How diet and genetics work together

Studies of identical twins have established that genetics contributes about 30% of disease whilst environmental factors account for the remaining 70%. Environmental factors include toxins, infectious agents, physical trauma, sleep patterns, stress, exercise and diet. Of these diet is by far the biggest environmental factor affecting general health and is also one of the most easily modified.
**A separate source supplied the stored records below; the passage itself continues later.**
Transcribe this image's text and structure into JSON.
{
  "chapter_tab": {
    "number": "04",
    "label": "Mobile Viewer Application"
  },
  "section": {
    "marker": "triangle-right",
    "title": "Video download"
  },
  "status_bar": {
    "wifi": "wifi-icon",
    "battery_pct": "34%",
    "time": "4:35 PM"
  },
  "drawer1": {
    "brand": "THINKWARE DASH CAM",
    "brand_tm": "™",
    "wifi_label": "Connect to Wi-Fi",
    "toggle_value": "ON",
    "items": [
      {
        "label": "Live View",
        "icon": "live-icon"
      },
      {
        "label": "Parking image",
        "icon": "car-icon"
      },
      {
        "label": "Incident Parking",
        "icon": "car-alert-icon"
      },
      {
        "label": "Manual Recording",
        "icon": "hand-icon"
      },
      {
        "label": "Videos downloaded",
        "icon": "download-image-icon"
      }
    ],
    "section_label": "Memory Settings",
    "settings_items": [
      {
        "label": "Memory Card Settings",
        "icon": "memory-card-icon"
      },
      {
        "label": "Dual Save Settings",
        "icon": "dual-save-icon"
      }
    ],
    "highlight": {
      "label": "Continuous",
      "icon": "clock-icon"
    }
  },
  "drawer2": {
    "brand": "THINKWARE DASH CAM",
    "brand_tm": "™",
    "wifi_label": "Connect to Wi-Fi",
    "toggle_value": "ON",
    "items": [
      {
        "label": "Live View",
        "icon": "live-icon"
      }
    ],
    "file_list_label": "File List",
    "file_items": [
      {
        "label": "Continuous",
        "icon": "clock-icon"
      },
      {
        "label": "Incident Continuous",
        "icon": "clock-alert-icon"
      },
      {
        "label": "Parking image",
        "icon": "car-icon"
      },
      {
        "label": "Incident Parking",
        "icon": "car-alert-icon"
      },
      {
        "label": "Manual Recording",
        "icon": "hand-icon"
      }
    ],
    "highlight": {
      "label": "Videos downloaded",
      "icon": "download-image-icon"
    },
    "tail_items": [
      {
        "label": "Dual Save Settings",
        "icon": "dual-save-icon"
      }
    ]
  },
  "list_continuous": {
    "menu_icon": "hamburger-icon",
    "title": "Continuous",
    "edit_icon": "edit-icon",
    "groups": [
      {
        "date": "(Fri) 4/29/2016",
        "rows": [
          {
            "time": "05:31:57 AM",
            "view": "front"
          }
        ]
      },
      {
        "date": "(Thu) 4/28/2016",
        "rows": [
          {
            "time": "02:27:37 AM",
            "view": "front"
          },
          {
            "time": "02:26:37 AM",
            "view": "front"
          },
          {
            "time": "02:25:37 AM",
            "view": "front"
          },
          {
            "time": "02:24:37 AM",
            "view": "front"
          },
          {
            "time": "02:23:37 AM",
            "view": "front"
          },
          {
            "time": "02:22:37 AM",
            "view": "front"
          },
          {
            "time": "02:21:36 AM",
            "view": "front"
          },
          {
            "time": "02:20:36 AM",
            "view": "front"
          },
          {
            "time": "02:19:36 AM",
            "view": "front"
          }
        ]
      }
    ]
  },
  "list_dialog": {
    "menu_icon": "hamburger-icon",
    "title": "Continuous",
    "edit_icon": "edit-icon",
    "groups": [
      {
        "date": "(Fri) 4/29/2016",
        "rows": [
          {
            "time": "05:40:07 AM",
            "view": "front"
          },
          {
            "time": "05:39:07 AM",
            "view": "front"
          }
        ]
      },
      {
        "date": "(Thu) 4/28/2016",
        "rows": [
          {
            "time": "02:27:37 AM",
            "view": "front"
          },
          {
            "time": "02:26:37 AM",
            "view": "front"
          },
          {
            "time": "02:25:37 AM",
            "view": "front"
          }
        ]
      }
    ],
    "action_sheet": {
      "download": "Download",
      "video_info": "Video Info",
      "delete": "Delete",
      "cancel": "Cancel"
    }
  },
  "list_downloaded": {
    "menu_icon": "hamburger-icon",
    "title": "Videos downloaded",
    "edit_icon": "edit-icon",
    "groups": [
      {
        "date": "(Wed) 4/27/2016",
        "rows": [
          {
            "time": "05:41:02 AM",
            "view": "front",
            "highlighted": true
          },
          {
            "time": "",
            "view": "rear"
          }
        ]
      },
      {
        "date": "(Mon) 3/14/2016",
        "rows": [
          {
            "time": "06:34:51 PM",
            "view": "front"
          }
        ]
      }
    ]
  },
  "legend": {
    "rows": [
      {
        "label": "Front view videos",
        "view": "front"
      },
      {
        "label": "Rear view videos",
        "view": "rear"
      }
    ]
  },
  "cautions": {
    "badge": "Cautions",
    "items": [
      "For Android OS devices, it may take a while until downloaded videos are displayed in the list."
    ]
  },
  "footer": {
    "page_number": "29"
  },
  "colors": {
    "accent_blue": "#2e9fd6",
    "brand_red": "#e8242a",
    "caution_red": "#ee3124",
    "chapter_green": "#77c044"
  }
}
And whilst we manage to avoid traumatic injury and infectious disease through most of our lives no one avoids eating for long.

One of the biggest breakthrough’s in the last two decades has been an understanding of epigenetics – the study of how environmental factors can switch genes on and off. Some of these changes are passed on to offspring, meaning that your parent’s diet influences your health and even the health of your children – which is one of the reasons I ask new patients about their family’s health and diet.

The ability of diet to modify health at the gene expression level is illustrated in the following experiment. Mother lab mice were fed a toxin, bisphenol-A (BPA) which is found in polycarbonate plastics. This induced epigenetic changes in the offspring, making them obese and tending to have a yellow fur colour. This alone is a good example of how environmental factors (toxins) can effect health. What is really interesting is that when the experiment was repeated, but the mother’s diet was supplemented with methyl rich foods (e.g. high in choline, folate & B12) the offspring were more likely to be normal coloured and healthy. In other words the diet was able to undo the damage caused by the BPA toxin.

bpa-mice
Learn more at the University of Utah Learn.Genetics site

Quite simple shifts in diet, even in healthy people, can lead to thousands of genes being switched on and off. This new gene expression can alter the risk of disease or the course of an existing condition. For example, scientists at the Norwegian University of Science and Technology found that when carbohydrates exceed 40% of the energy in a diet (i.e. more than 200g of carbs per day) genes promoting metabolic inflammation are activated. The researchers point out that:

“Genes that are involved in type 2 diabetes, cardiovascular disease, Alzheimer’s disease and some forms of cancer respond to diet, and are up-regulated, or activated, by a carbohydrate-rich diet,”

Studies like these make it clear that diet is pivotal in health management – something that most doctors  and their patients have yet to appreciate. My job is to stay up to date with the science so that I can provide targeted, evidence based dietary advice for my patients to help them get on top of their health.